Interdépendance mondiale

Nous réapprenons la vérité profonde de notre interdépendance mondiale qui doit nous pousser à ne plus traiter l’autre comme un ennemi, un étranger, ou pire, l’objet de notre indifférence: par exemple, notre indifférence de fait, sinon de parole, aux phénomènes climatiques qui font de nous tous un danger véritablement pandémique pour l’avenir de la planète, ou l’homme qui a inventé mille formes vivantes et contagieuses, allant des virus informatiques aux proliférations de séculaires «fake news» en tout genre, dont s’est notamment nourri depuis toujours l’antisémitisme, et sur internet, plus encore.

Si nous parlons tous d’un nouveau monde qui doit advenir après cette crise, chacun pense que celui-ci sera à l’image de ce qu’il croyait avant. Il nous faut être capable de défaire ce que nous prônions afin d’inventer un autre monde, et pas forcément un nouveau monde.

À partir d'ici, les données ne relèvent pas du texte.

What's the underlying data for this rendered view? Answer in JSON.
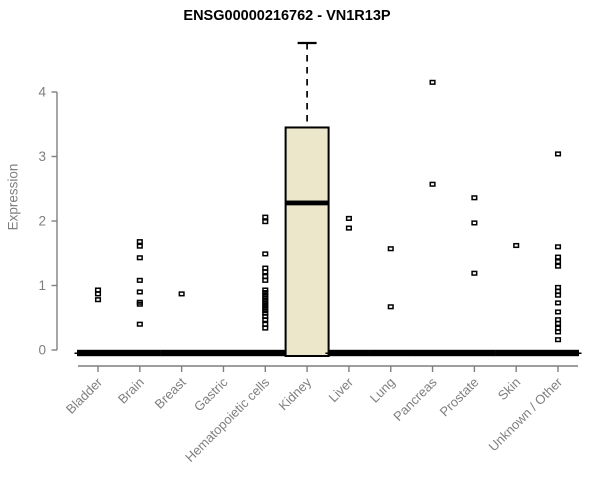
{
  "chart_data": {
    "type": "boxplot",
    "title": "ENSG00000216762 - VN1R13P",
    "ylabel": "Expression",
    "xlabel": "",
    "ylim": [
      0,
      4.8
    ],
    "yticks": [
      0,
      1,
      2,
      3,
      4
    ],
    "grid": false,
    "legend": null,
    "categories": [
      "Bladder",
      "Brain",
      "Breast",
      "Gastric",
      "Hematopoietic cells",
      "Kidney",
      "Liver",
      "Lung",
      "Pancreas",
      "Prostate",
      "Skin",
      "Unknown / Other"
    ],
    "boxes": [
      {
        "category": "Bladder",
        "q1": 0,
        "median": 0,
        "q3": 0,
        "whisker_low": 0,
        "whisker_high": 0,
        "outliers": [
          0.93,
          0.87,
          0.78
        ]
      },
      {
        "category": "Brain",
        "q1": 0,
        "median": 0,
        "q3": 0,
        "whisker_low": 0,
        "whisker_high": 0,
        "outliers": [
          1.68,
          1.61,
          1.43,
          1.08,
          0.9,
          0.74,
          0.71,
          0.4
        ]
      },
      {
        "category": "Breast",
        "q1": 0,
        "median": 0,
        "q3": 0,
        "whisker_low": 0,
        "whisker_high": 0,
        "outliers": [
          0.87
        ]
      },
      {
        "category": "Gastric",
        "q1": 0,
        "median": 0,
        "q3": 0,
        "whisker_low": 0,
        "whisker_high": 0,
        "outliers": []
      },
      {
        "category": "Hematopoietic cells",
        "q1": 0,
        "median": 0,
        "q3": 0,
        "whisker_low": 0,
        "whisker_high": 0,
        "outliers": [
          2.06,
          1.99,
          1.49,
          1.27,
          1.21,
          1.14,
          1.08,
          0.93,
          0.89,
          0.85,
          0.81,
          0.77,
          0.73,
          0.69,
          0.65,
          0.61,
          0.57,
          0.52,
          0.47,
          0.4,
          0.34
        ]
      },
      {
        "category": "Kidney",
        "q1": 0,
        "median": 2.28,
        "q3": 3.45,
        "whisker_low": 0,
        "whisker_high": 4.76,
        "outliers": []
      },
      {
        "category": "Liver",
        "q1": 0,
        "median": 0,
        "q3": 0,
        "whisker_low": 0,
        "whisker_high": 0,
        "outliers": [
          2.04,
          1.89
        ]
      },
      {
        "category": "Lung",
        "q1": 0,
        "median": 0,
        "q3": 0,
        "whisker_low": 0,
        "whisker_high": 0,
        "outliers": [
          1.57,
          0.67
        ]
      },
      {
        "category": "Pancreas",
        "q1": 0,
        "median": 0,
        "q3": 0,
        "whisker_low": 0,
        "whisker_high": 0,
        "outliers": [
          4.15,
          2.57
        ]
      },
      {
        "category": "Prostate",
        "q1": 0,
        "median": 0,
        "q3": 0,
        "whisker_low": 0,
        "whisker_high": 0,
        "outliers": [
          2.36,
          1.97,
          1.19
        ]
      },
      {
        "category": "Skin",
        "q1": 0,
        "median": 0,
        "q3": 0,
        "whisker_low": 0,
        "whisker_high": 0,
        "outliers": [
          1.62
        ]
      },
      {
        "category": "Unknown / Other",
        "q1": 0,
        "median": 0,
        "q3": 0,
        "whisker_low": 0,
        "whisker_high": 0,
        "outliers": [
          3.04,
          1.6,
          1.44,
          1.37,
          1.3,
          0.97,
          0.91,
          0.85,
          0.73,
          0.59,
          0.47,
          0.41,
          0.34,
          0.28,
          0.16
        ]
      }
    ],
    "colors": {
      "box_fill": "#ECE7CB",
      "box_border": "#000000",
      "median": "#000000",
      "points": "#000000",
      "axis": "#7F7F7F",
      "title": "#000000"
    }
  }
}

En effet, nous regrettons nos bureaux, nos métros, nos restaurants, nos sorties, bref, un retour à la normale de «nos vies d’avant». Nous avons besoin de ce que nous ne remarquions même pas lorsque nous l’avions, de ce qui est simple.

Nous avons besoin de nous parler, et peut-être, enfin, d’écouter ce que nous n’entendions plus. Mais nous voulons être dans l’action, comme Dieu nous le demande dans la Genèse, juste après la création du monde: À vous de faire! Car cet autre monde sera celui où nous nous engagerons à faire et non plus à subir les choix qui ne sont pas les nôtres, et cela dépendra en dernier ressort de nos comportements collectifs et individuels.

La peur, sain mécanisme de survie, ne doit jamais engendrer la haine de l’autre car cela devient alors pire que le mal.

Heureuse fête de Pessah dans le partage avec tous nos concitoyens de cette espérance.»